Day ten at the 2003 Ottawa Bluesfest.
I realized I messed up the "day x at Bluesfest" stuff, starting last Wednesday. Oops.
The Trachtenburg Family Slide-show Players: Cancelled. The cancellation is unexplained and maddening. It was to be the highlight of the day, and things looked pretty bleak without them.
Chris Brown and Kate Fenner: Suitably laid-back light pop. I had a very pleasant nap in the La-Z-Boy Lounge.
Dinner: At Carmellos on Cooper. Very good - linguini in olive-oil and garlic, with tomato concasse, sundried tomatoes, artichoke and grilled chicken.
Blue Rodeo: Like a middle-aged and blues-inflected Jim Bryson and the Occasionals, with a two-week dose of boring pills.
The Dirtbombs: rhythm-and-blues vocals atop heaving garage guitars. I wanted to like them but didn't have enough in me to withstand the rock'n'roll assault. Stayed for a few songs, then shakily made my way to the bus. (I made sure, of course, to give my pass to one of the sad souls clinging to the fence while the Dirtbombs made their noise.)

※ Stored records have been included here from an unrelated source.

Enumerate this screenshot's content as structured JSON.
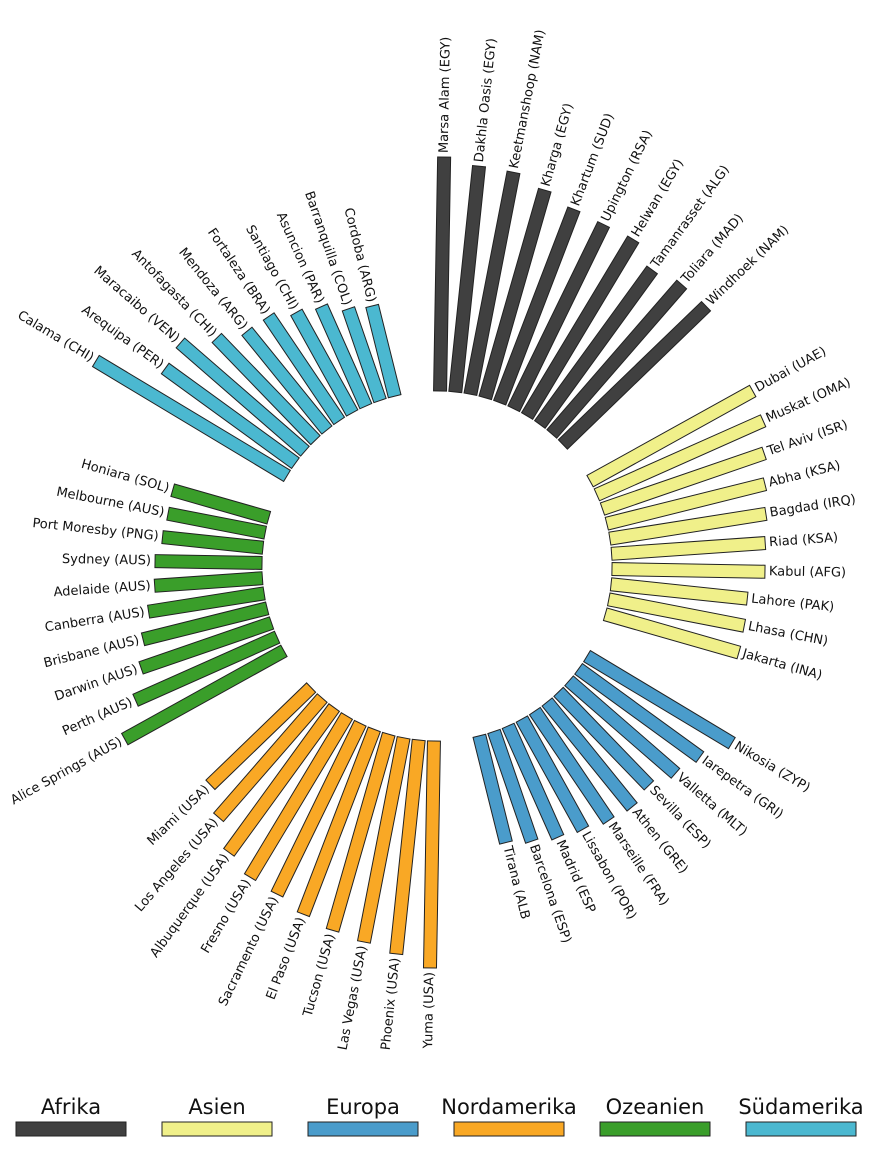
{
  "chart_data": {
    "type": "radial_bar",
    "series": [
      {
        "name": "Afrika",
        "color": "#404040",
        "categories": [
          "Marsa Alam (EGY)",
          "Dakhla Oasis (EGY)",
          "Keetmanshoop (NAM)",
          "Kharga (EGY)",
          "Khartum (SUD)",
          "Upington (RSA)",
          "Helwan (EGY)",
          "Tamanrasset (ALG)",
          "Toliara (MAD)",
          "Windhoek (NAM)"
        ],
        "values": [
          234,
          227,
          226,
          216,
          207,
          205,
          206,
          191,
          198,
          199
        ]
      },
      {
        "name": "Asien",
        "color": "#f0f08a",
        "categories": [
          "Dubai (UAE)",
          "Muskat (OMA)",
          "Tel Aviv (ISR)",
          "Abha (KSA)",
          "Bagdad (IRQ)",
          "Riad (KSA)",
          "Kabul (AFG)",
          "Lahore (PAK)",
          "Lhasa (CHN)",
          "Jakarta (INA)"
        ],
        "values": [
          186,
          182,
          171,
          163,
          158,
          154,
          153,
          137,
          138,
          139
        ]
      },
      {
        "name": "Europa",
        "color": "#4a9ccb",
        "categories": [
          "Nikosia (ZYP)",
          "Iarepetra (GRI)",
          "Valletta (MLT)",
          "Sevilla (ESP)",
          "Athen (GRE)",
          "Marseille (FRA)",
          "Lissabon (POR)",
          "Madrid (ESP",
          "Barcelona (ESP)",
          "Tirana (ALB"
        ],
        "values": [
          169,
          150,
          141,
          130,
          135,
          132,
          126,
          122,
          116,
          110
        ]
      },
      {
        "name": "Nordamerika",
        "color": "#f9a825",
        "categories": [
          "Yuma (USA)",
          "Phoenix (USA)",
          "Las Vegas (USA)",
          "Tucson (USA)",
          "El Paso (USA)",
          "Sacramento (USA)",
          "Fresno (USA)",
          "Albuquerque (USA)",
          "Los Angeles (USA)",
          "Miami (USA)"
        ],
        "values": [
          227,
          215,
          208,
          204,
          198,
          190,
          188,
          179,
          158,
          140
        ]
      },
      {
        "name": "Ozeanien",
        "color": "#3a9e2a",
        "categories": [
          "Alice Springs (AUS)",
          "Perth (AUS)",
          "Darwin (AUS)",
          "Brisbane (AUS)",
          "Canberra (AUS)",
          "Adelaide (AUS)",
          "Sydney (AUS)",
          "Port Moresby (PNG)",
          "Melbourne (AUS)",
          "Honiara (SOL)"
        ],
        "values": [
          182,
          155,
          138,
          128,
          117,
          108,
          107,
          101,
          99,
          100
        ]
      },
      {
        "name": "Südamerika",
        "color": "#4bb8d0",
        "categories": [
          "Calama (CHI)",
          "Arequipa (PER)",
          "Maracaibo (VEN)",
          "Antofagasta (CHI)",
          "Mendoza (ARG)",
          "Fortaleza (BRA)",
          "Santiago (CHI)",
          "Asuncion (PAR)",
          "Barranquilla (COL)",
          "Cordoba (ARG)"
        ],
        "values": [
          223,
          161,
          165,
          142,
          127,
          126,
          115,
          109,
          97,
          93
        ]
      }
    ]
  }
}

The big surprise of the day was Peter Green. I'm not exactly up on my blues lore, but I knew of Green's eminent history. ("Green is God" was spraypainted on walls in England, until Clapton came along and usurped the blues-guitar throne.) I, however, hate the blues, remember - and the last thing I expected to enjoy was the work of this famed electric guitar-player. It was strange, then, to find myself enraptured by the man's performance. His instrument sang things I didn't expect, soaring in precise, acheing ways. It was far from the loose-and-lazy guitar solos I'm used to hearing from blues-rockers. The band - "Peter Green's Splinter Group" - was a worthy accompaniment, spreading a patterned background of sounds, and demonstrating genuine originality in the swell and fade of the tunes. Green's voice is a flat, accented murmur - but it's fascinating, and a dignified alternative to the overly melismatic bluesmen I heard earlier in the week. Things only collapsed on the closing number, a "classic blues tune," and when the typical 12-bar form was resurrected, so was my boredom.
The question, now, is which blues do I like, and why?
Posted by Sean at July 14, 2003 12:16 AMlisten to Leadbelly and Mississippi John Hurt - they will change every bad cliche and stereotype you might have about the blues.
eric clapton isn't blues - he's a fucking wanker.
Posted by kevin at July 14, 2003 5:26 PMI thought Blue Rodeo put on quite a good show. They managed to make their songs sound fresh and different from the radio/CD versions, while not falling into the trap of people who do things in concert just to be different, and ruin them ("I'm going to sing the harmony instead, that'll be KEWL!!"). And that was one of the wackiest fiddle solos I've ever heard. Maybe not really the best quality, but definitely wacky.
And wacky is good.
Oh yeah and that rocked-up Johnny Cash tune was also cool.
Posted by Martin at July 14, 2003 8:22 PMAaaand you missed (or omitted) Luc Doucet, who was a lot of fun.